To do so by aiding "the Syrian opposition" to co-ordinate militias, many of which are Sunni fundamentalists backed by the Saudis is not considered important: as our foreign policy is conducted by democratically elected governments, they still must be better than those backed by Russia or China.

This conceit is a dangerous one as the choice in practice is often between a secular dictatorship and a dysfunctional democracy in which rival sectarian militias jockey for control. 

That was seen in Iraq in the aftermath of the US invasion of 2003 and still is as Sunni jihadists carry out fresh bomb attacks against the Shi'ite government. Again it is happening in Syria and the Western Powers have learnt nothing.

Realism is not cynicism. There are many on the left who fail to grasp that too. In fact foreign policy controversies are often about whether to back a foreign policy if it is an agent of progressive global change of not. And that often hinges around whether the USA can be that agent or not.

Now there are those who tend to assume it is an Empire an so never can be. Chomsky is that his belief in the fundamental malignity of US exceptionalism is itself based on an exceptional view that as a democracy "we" can change the world if "we" change our foreign policy first.

In reality, the other Great powers have their agendas and in practice there are limits to what the West can do and which it needs to learn. And one of those is to believe it can bring about a globe of liberal democracies using force as the midwife of history.
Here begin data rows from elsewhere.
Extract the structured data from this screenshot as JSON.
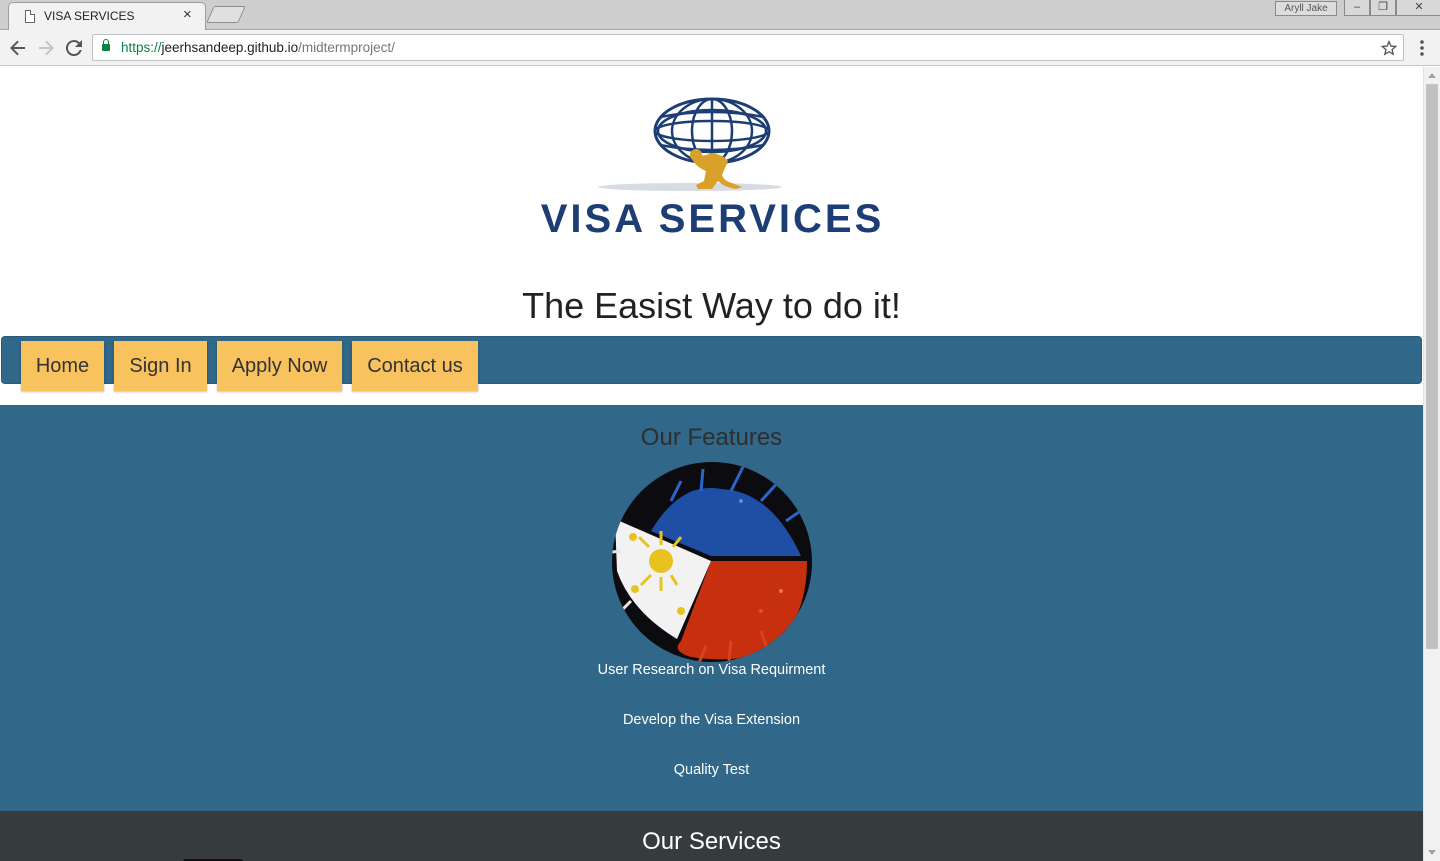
{
  "browser": {
    "tab_title": "VISA SERVICES",
    "tab_close": "×",
    "profile_name": "Aryll Jake",
    "url_scheme": "https://",
    "url_host": "jeerhsandeep.github.io",
    "url_path": "/midtermproject/",
    "win_minimize": "–",
    "win_restore": "❐",
    "win_close": "✕"
  },
  "page": {
    "logo_text": "VISA SERVICES",
    "tagline": "The Easist Way to do it!",
    "nav": [
      {
        "label": "Home"
      },
      {
        "label": "Sign In"
      },
      {
        "label": "Apply Now"
      },
      {
        "label": "Contact us"
      }
    ],
    "features": {
      "title": "Our Features",
      "items": [
        {
          "label": "User Research on Visa Requirment"
        },
        {
          "label": "Develop the Visa Extension"
        },
        {
          "label": "Quality Test"
        }
      ]
    },
    "services": {
      "title": "Our Services"
    }
  },
  "colors": {
    "nav_bar": "#316788",
    "nav_button": "#f8c35e",
    "features_bg": "#316788",
    "services_bg": "#363c3d",
    "logo_blue": "#1d3e75",
    "logo_gold": "#d9a12a"
  }
}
By comparison bringing up the role of China in Africa is often a large omission by leftists in the West who used to continually claim to be concerned with the fate of the continent, opposing South African apartheid and the Rhodesian government in the late 1970s.
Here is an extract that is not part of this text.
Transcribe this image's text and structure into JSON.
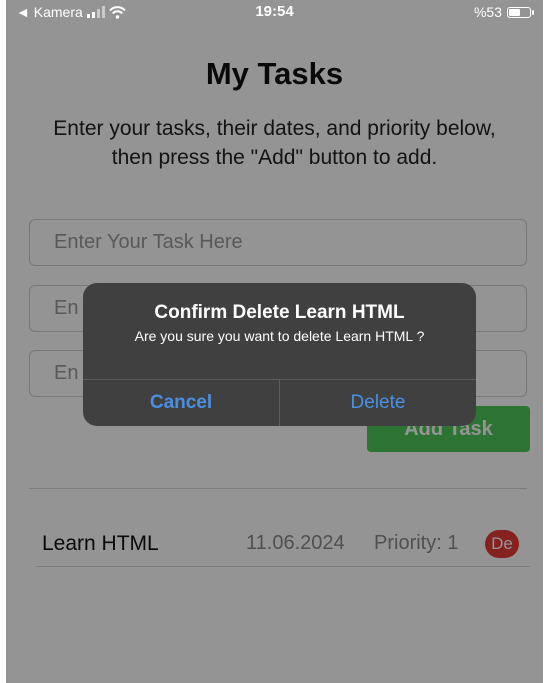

The usual waffle about only being able to change "our" foreign policy ignores the obvious fact that those who profit from "anti-westernism" like Mugabe are part of a non aligned bloc which includes those such as Hugo Chavez who are supported by many Western leftists such as John Pilger.
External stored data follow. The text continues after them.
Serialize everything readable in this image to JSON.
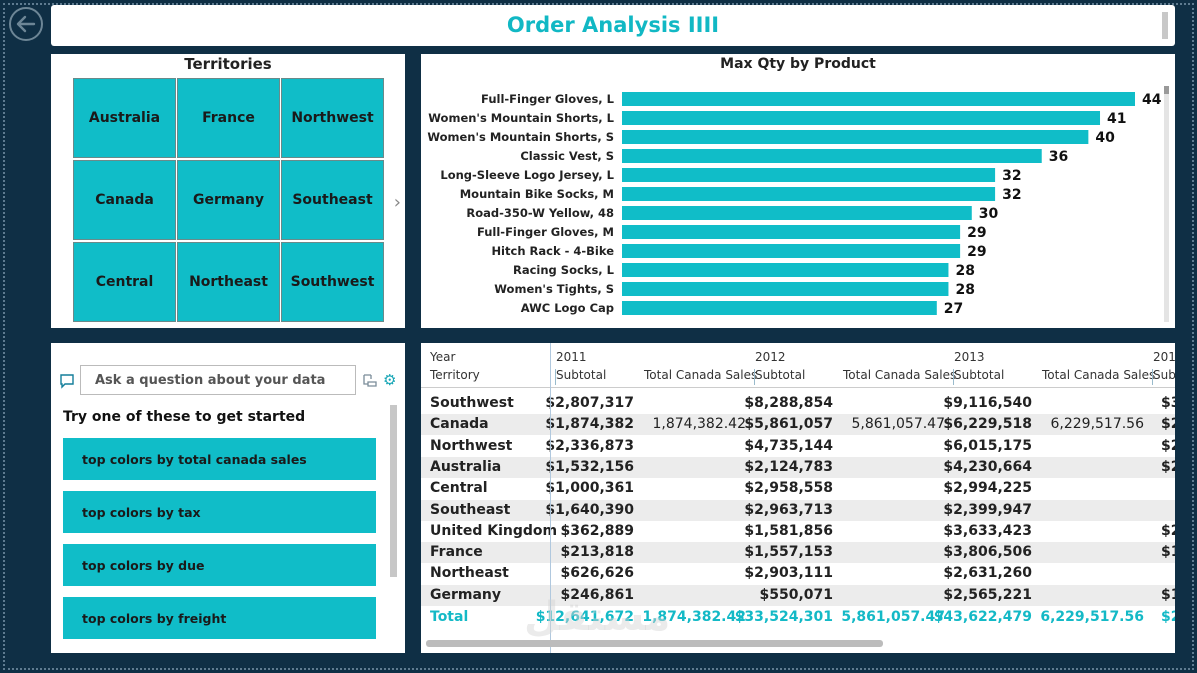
{
  "title": "Order Analysis IIII",
  "territories": {
    "title": "Territories",
    "items": [
      "Australia",
      "France",
      "Northwest",
      "Canada",
      "Germany",
      "Southeast",
      "Central",
      "Northeast",
      "Southwest"
    ]
  },
  "chart_data": {
    "type": "bar",
    "orientation": "horizontal",
    "title": "Max Qty by Product",
    "categories": [
      "Full-Finger Gloves, L",
      "Women's Mountain Shorts, L",
      "Women's Mountain Shorts, S",
      "Classic Vest, S",
      "Long-Sleeve Logo Jersey, L",
      "Mountain Bike Socks, M",
      "Road-350-W Yellow, 48",
      "Full-Finger Gloves, M",
      "Hitch Rack - 4-Bike",
      "Racing Socks, L",
      "Women's Tights, S",
      "AWC Logo Cap"
    ],
    "values": [
      44,
      41,
      40,
      36,
      32,
      32,
      30,
      29,
      29,
      28,
      28,
      27
    ],
    "xlim": [
      0,
      44
    ],
    "color": "#10bdc8",
    "data_labels": true
  },
  "qa": {
    "placeholder": "Ask a question about your data",
    "hint": "Try one of these to get started",
    "suggestions": [
      "top colors by total canada sales",
      "top colors by tax",
      "top colors by due",
      "top colors by freight"
    ]
  },
  "table": {
    "row_header_top": "Year",
    "row_header_bottom": "Territory",
    "years": [
      "2011",
      "2012",
      "2013",
      "201"
    ],
    "col_subtotal": "Subtotal",
    "col_canada": "Total Canada Sales",
    "col_cut": "Sub",
    "rows": [
      {
        "territory": "Southwest",
        "s2011": "$2,807,317",
        "c2011": "",
        "s2012": "$8,288,854",
        "c2012": "",
        "s2013": "$9,116,540",
        "c2013": "",
        "cut": "$3"
      },
      {
        "territory": "Canada",
        "s2011": "$1,874,382",
        "c2011": "1,874,382.42",
        "s2012": "$5,861,057",
        "c2012": "5,861,057.47",
        "s2013": "$6,229,518",
        "c2013": "6,229,517.56",
        "cut": "$2"
      },
      {
        "territory": "Northwest",
        "s2011": "$2,336,873",
        "c2011": "",
        "s2012": "$4,735,144",
        "c2012": "",
        "s2013": "$6,015,175",
        "c2013": "",
        "cut": "$2"
      },
      {
        "territory": "Australia",
        "s2011": "$1,532,156",
        "c2011": "",
        "s2012": "$2,124,783",
        "c2012": "",
        "s2013": "$4,230,664",
        "c2013": "",
        "cut": "$2"
      },
      {
        "territory": "Central",
        "s2011": "$1,000,361",
        "c2011": "",
        "s2012": "$2,958,558",
        "c2012": "",
        "s2013": "$2,994,225",
        "c2013": "",
        "cut": ""
      },
      {
        "territory": "Southeast",
        "s2011": "$1,640,390",
        "c2011": "",
        "s2012": "$2,963,713",
        "c2012": "",
        "s2013": "$2,399,947",
        "c2013": "",
        "cut": ""
      },
      {
        "territory": "United Kingdom",
        "s2011": "$362,889",
        "c2011": "",
        "s2012": "$1,581,856",
        "c2012": "",
        "s2013": "$3,633,423",
        "c2013": "",
        "cut": "$2"
      },
      {
        "territory": "France",
        "s2011": "$213,818",
        "c2011": "",
        "s2012": "$1,557,153",
        "c2012": "",
        "s2013": "$3,806,506",
        "c2013": "",
        "cut": "$1"
      },
      {
        "territory": "Northeast",
        "s2011": "$626,626",
        "c2011": "",
        "s2012": "$2,903,111",
        "c2012": "",
        "s2013": "$2,631,260",
        "c2013": "",
        "cut": ""
      },
      {
        "territory": "Germany",
        "s2011": "$246,861",
        "c2011": "",
        "s2012": "$550,071",
        "c2012": "",
        "s2013": "$2,565,221",
        "c2013": "",
        "cut": "$1"
      }
    ],
    "total": {
      "territory": "Total",
      "s2011": "$12,641,672",
      "c2011": "1,874,382.42",
      "s2012": "$33,524,301",
      "c2012": "5,861,057.47",
      "s2013": "$43,622,479",
      "c2013": "6,229,517.56",
      "cut": "$2("
    }
  },
  "watermark": "مستقل"
}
China makes no claim to improve human rights there at all but operates on a "no strings attached" policy. This means corrupt dictatorships are supported with weapons if China gains the concession to mine precious minerals in return for infrastructure projects.

When the insurgents in Libya was supported by the USA, France and UK, Pilger wrote,

"Africa is China's success story. Where the Americans bring drones and destabilisation, the Chinese bring roads, bridges and dams. What they want is resources, especially fossil fuels. With Africa's greatest oil reserves, Libya under Muammar Gaddafi was one of China's most important sources of fuel"

This is curious. In what way is propping up dictatorships a "success story" ? Really ? In Zaire where African's are slave labourers ? Unless Pilger is suggesting that the West's foreign policy is so bad that China's seems better only by comparison, this comes close to rationalising dictatorship.

The best thing in the circumstances is to understand why this Great Game for resources is driving conflict, the better to try to avoid it. For  another source of hypocrisy is the one where people say "No War for Oil". Iraq and Libya were about oil, but what do people think powers the economy ?

If a lot more focus was put on finding alternatives to oil and stating clearly why these resource wars are happening, a sane alternative can be put forward. That should, in fact, be the starting point of any constructive solution to the reality of our time-wars for resources.

For isn't it hypocrisy to insist we deserve higher living standards and growth ( what many on the left and liberals regard as "Progress" when that necessarily means more oil must be forthcoming ?

Or would people prefer to give up their cars, learn to live with far less ? Is that something consumers in Western democracies want ? Have anti-war organisations posed that question to the public ?

Note, this does not mean endorsing wars for oil: just that people ought to heed what Tolstoy said "everybody thinks about changing the world: too few about changing themselves" . Rather than screaming self righteous slogans, espousing hysterical forms of anti-American vitriol and posing as though that can make the world better.